Jesus could have been proud because of his magnificent works. He was the author of all creation: “For by him, all things were created, in heaven and on earth, visible and invisible, whether thrones or dominions or rulers or authorities- all things were created through him and for him.” (Colossians 1:16) We’re told that through him God created the world, and that even now he upholds the universe by the word of his power (Hebrews 1:2-3). Think of the most majestic thing you have ever seen in all of creation – maybe it’s an incredible sunset, or a stormy day on the Cornish coast, or a geyser spewing out steam, or that amazing “pop” you get when opening a jar of marmalade for the first time, or a mighty blue whale, or an exotic bird of paradise, or maybe your husband or wife – Jesus created that in all of its glorious intricacy and beauty. As John 1:3 puts it: “All things were made through him, and without him was not anything made that was made.” Whilst on the earth, Jesus demonstrated his lordship over creation again and again. He stood on a boat in the middle of the perfect storm: as the winds howled around him and the mighty waves threatened to sink them, Jesus merely had to speak and the storm immediately ceased, running away with its tail between its legs. He healed every kind of sickness and disease, such that those who moments before were at deaths’ door were suddenly running around serving him dinner. He even raised the dead, calling the rotting corpse of his friend Lazarus out of the grave so that he might live again. Not surprisingly, Jesus attracted huge crowds who were constantly banging on his door and hoping to see what he might do next. As the mightiest miracle worker of all time, Jesus had great grounds for pride.

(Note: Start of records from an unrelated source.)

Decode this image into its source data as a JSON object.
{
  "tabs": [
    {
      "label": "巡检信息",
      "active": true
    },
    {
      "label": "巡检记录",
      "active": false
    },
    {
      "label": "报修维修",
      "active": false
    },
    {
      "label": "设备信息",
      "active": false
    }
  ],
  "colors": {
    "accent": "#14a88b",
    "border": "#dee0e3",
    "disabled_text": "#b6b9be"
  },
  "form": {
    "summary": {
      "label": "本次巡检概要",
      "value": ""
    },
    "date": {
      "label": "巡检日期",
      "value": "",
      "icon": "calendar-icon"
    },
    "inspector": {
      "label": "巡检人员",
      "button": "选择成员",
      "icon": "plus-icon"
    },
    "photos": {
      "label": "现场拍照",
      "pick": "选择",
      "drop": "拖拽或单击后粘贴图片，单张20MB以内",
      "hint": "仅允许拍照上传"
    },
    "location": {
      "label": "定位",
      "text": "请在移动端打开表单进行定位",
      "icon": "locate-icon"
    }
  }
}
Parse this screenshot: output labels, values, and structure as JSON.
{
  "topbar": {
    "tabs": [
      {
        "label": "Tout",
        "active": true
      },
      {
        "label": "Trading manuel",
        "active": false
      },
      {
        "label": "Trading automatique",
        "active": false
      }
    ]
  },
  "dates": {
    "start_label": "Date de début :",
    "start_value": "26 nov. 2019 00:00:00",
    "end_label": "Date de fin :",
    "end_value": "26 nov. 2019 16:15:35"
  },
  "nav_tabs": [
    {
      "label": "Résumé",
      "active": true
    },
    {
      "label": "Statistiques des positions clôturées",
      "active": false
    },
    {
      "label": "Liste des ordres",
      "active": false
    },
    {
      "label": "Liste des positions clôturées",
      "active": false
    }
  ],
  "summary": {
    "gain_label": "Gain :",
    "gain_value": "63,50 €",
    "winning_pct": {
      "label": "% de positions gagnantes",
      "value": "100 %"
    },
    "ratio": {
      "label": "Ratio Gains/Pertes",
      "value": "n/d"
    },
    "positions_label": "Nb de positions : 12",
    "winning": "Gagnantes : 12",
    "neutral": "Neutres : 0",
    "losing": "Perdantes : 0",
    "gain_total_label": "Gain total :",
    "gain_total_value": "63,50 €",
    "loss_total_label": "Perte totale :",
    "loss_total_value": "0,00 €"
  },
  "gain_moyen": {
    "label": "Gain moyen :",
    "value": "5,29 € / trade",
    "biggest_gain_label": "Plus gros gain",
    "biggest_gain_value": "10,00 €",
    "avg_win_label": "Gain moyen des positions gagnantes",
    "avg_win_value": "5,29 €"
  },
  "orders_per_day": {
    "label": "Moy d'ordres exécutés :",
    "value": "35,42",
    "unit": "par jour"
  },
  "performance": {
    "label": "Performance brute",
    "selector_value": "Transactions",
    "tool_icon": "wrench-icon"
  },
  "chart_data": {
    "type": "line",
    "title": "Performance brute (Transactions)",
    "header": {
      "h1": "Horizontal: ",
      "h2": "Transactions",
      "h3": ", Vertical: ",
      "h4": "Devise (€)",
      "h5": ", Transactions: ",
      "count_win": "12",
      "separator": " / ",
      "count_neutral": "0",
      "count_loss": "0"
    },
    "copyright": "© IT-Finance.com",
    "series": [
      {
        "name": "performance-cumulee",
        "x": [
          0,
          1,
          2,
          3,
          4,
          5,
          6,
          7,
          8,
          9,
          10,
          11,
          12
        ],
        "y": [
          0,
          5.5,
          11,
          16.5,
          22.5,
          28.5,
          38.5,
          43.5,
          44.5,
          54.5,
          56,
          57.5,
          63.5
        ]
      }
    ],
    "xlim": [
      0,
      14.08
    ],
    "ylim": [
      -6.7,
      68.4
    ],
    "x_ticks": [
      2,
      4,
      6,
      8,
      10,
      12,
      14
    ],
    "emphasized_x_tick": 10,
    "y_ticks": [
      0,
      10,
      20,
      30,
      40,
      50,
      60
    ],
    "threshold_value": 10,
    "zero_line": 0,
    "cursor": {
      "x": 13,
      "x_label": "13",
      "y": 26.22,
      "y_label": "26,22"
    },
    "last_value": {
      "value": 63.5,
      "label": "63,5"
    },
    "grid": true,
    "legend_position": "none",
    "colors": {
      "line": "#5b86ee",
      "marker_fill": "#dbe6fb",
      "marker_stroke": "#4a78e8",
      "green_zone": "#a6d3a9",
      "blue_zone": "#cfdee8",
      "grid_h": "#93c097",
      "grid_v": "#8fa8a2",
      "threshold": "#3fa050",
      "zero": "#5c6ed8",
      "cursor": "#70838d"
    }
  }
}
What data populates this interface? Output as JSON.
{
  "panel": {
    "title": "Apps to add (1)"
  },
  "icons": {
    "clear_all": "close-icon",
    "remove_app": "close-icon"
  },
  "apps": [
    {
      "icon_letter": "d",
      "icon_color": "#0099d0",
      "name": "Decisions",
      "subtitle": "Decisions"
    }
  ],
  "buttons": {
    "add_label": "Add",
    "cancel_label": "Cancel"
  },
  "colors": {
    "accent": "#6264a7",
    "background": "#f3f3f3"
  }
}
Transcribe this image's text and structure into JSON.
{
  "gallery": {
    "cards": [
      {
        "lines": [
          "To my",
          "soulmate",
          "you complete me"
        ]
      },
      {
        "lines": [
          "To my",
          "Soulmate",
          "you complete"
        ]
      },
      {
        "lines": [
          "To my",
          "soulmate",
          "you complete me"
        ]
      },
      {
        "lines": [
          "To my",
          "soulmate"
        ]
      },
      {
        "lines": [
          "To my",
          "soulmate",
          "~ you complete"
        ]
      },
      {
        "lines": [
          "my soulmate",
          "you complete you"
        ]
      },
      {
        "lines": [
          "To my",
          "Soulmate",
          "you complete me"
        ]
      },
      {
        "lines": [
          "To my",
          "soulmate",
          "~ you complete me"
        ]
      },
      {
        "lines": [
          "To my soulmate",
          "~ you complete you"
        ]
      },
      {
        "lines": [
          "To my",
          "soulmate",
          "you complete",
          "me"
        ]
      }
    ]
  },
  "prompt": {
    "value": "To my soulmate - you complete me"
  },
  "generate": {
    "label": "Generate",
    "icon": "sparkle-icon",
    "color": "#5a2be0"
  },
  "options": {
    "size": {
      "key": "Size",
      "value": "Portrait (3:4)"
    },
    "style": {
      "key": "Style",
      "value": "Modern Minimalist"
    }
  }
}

I hope you will agree that the Lord Jesus Christ had every reason to be proud. Yet the great surprise is that he was not, and indeed was the humblest man ever to walk the earth, and came to the human race as a servant. “Though he was in the form of God, he did not count equality with God a thing to be grasped, but made himself nothing, taking the form of a servant, being born in the likeness of men” (Philippians 2:6-7). If you think you have grounds to be proud then I can assure you that they are nothing compared to the reasons that Jesus had to be proud, and yet he felt no need whatsoever to boast or stand on his rights. Instead he emptied himself of all that he was, condescending even to come in to the world as a naked, screaming baby born into a smelly stable. “For even the Son of Man came not to be served but to serve, and to give his life as a ransom for many.” (Mark 10:45) Even this mighty king, the eternal ruler, the one who was and is and is to come, greater than Moses, mightier than David, more majestic than the Grand Canyon – even the Son of Man did not come to be served but to serve, and to give his life as a ransom for many by his gruesome execution on a Roman cross. It should make us ashamed for all our pathetic attention seeking, to think that we have more reason to boast than the Lord Jesus, to think that somehow we deserve recognition, when even the King of Kings lived and died in such obscurity and shame.